LLO: As a born and bred Londoner, talk us through some of the best and worst fashion trends that have hit the city in your lifetime.
AR: Oh goodness. So many. The one that first sprang to mine was definitely when flat winkle pickers came back as the “pointy shoe” in 2003. When I was 15 I had a white pair with a horrendous silver clasp – not a good look. I also once wore them with black tights…enough said.
LLO:Where is your place to show up in the capital on a Saturday night after buying the perfect new outfit?
AR: I’d say at the moment I’m definitely more of a bar girl than a club girl, and as a South Londoner, of course I absolutely love going out in Clapham. Tapas and sangria outside on the deck at Carmen Bar de Tapas, happy hour cocktails at Rinky Dinks, more cocktails at the gorgeous art deco Loft bar and dancing in Aqqum. And then of course a good ol’ night time cheeseburger and chips in McDonalds at 4am!
LLO: Where can we find London’s best vintage or retro offerings?
AR: There’s no doubt about it – Brick Lane is still number 1 for vintage in my opinion. There are countless stores to choose from, but my favourite are Hunky Dory vintage which has fantastically elaborate pieces – and the guys who work there are so friendly and lovely, and I love the Boy London store, housing what’s left of the amazing 80s line, with the fantastically eccentric owner as well as the crazy £1-5 bed sale in the basement (literally a 3ft mound of clothes on a bed). And of course, you can’t forget the humungous Beyond Retro.
Away from East London, one of my favourites is Retromania in Pimlico.

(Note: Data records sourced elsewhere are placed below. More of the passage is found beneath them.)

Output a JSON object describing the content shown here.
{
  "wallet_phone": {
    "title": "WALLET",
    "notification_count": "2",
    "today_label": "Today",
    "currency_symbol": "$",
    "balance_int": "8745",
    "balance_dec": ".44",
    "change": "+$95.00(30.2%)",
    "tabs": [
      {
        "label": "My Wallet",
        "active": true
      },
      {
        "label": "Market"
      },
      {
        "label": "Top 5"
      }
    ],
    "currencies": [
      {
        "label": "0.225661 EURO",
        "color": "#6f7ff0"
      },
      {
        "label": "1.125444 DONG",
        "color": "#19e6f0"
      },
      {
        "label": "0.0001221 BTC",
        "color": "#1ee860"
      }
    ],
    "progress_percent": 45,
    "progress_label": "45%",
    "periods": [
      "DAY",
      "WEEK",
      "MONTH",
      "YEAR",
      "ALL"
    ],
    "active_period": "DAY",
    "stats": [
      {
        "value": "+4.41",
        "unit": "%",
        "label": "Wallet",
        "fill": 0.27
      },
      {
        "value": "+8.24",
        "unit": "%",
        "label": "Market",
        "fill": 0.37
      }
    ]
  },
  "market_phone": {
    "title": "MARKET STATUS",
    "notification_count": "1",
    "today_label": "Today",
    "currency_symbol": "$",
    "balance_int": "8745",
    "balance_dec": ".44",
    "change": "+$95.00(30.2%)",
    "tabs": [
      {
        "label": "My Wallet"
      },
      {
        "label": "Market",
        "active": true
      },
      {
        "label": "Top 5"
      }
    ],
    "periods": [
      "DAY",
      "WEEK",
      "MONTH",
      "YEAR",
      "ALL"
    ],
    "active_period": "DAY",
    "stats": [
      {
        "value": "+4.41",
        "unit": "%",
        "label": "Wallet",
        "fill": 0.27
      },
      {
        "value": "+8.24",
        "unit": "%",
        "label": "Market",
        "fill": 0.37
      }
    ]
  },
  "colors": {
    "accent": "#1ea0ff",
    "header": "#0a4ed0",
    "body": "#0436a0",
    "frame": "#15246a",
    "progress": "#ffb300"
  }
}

It’s almost a costume store and they carry fantastic designer collections. For my birthday, my friends bought me an amazing huge black and white furry angora cardigan from there; and they have a fantastic rail outside which changes every week, where I picked up a great hounds tooth men’s jacket for £1! Perfect for guilt free shopping.
LLO:Which London-based living fashion icon do you most admire and why?

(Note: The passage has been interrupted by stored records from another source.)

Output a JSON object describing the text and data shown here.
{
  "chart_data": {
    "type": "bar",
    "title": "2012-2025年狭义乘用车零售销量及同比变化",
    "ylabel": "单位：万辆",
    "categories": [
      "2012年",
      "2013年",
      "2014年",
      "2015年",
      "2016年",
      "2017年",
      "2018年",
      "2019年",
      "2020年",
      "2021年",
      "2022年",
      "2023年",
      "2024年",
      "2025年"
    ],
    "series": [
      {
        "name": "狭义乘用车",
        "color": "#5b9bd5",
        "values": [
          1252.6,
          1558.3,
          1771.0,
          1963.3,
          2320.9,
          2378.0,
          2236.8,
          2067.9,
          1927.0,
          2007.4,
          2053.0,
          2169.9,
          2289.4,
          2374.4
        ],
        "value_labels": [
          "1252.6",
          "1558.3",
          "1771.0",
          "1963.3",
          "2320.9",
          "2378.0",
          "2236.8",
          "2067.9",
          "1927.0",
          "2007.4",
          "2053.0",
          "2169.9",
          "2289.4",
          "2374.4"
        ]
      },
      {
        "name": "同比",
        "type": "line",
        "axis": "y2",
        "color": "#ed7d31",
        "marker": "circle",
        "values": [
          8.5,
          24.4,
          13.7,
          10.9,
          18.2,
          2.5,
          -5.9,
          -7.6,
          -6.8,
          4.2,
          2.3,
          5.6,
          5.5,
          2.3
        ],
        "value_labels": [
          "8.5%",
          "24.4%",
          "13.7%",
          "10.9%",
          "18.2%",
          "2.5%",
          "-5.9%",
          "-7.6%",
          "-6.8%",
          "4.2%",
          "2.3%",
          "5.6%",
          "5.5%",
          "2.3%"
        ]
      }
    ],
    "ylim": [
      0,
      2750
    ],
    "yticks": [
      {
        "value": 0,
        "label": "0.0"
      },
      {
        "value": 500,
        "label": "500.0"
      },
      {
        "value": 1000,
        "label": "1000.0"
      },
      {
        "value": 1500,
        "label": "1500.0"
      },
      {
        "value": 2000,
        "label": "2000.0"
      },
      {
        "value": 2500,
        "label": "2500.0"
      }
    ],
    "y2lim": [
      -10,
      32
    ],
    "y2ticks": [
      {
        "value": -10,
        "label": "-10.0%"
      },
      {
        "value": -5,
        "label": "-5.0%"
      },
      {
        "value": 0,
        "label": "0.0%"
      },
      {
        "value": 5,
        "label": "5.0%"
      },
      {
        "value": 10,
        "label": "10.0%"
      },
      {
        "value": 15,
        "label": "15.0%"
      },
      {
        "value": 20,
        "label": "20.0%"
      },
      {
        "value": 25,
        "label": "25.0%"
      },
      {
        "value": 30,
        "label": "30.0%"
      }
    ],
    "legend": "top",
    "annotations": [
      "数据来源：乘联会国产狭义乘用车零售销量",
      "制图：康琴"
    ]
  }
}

AR: I don’t really have a fashion icon – I can admire and be inspired by everything and anyone, especially normal people with normal lives.
LLO: After living in NYC for a bit, how does fashion in London compare to the styles in the Big Apple?

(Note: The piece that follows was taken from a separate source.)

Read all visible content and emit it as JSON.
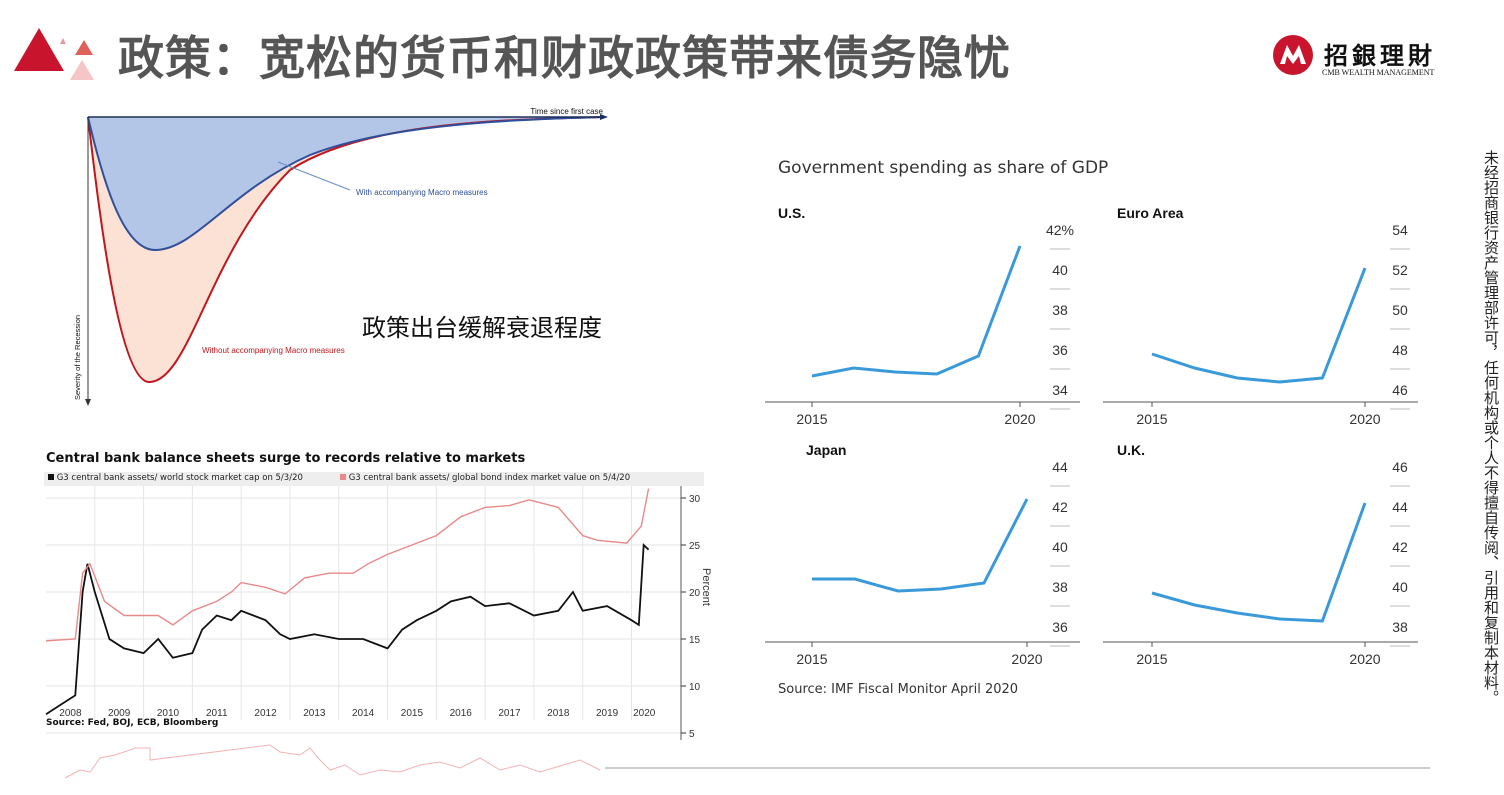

AR: Like London style, fashion in New York you couldn’t even begin to encapsulate in one sentence. There are so many neighbourhoods, and so many different types of people. Although one thing I did notice that there are a lot more vintage stores and small boutiques scattered about, and many New Yorkers do look to London as the most directional fashion city. One thing about New Yorkers though, is that everyone looks a lot more put together. Everything in New York inspires me – from the people, the bars, the buildings and the New Yorkers’ incessant style. I truly and absolutely heart New York.
LLO:Favourite London-based designers?
AR: I love Mark Fast,Issa,Marios Schwab, David Koma, Holly Fulton – and of course, Vivienne Westwood.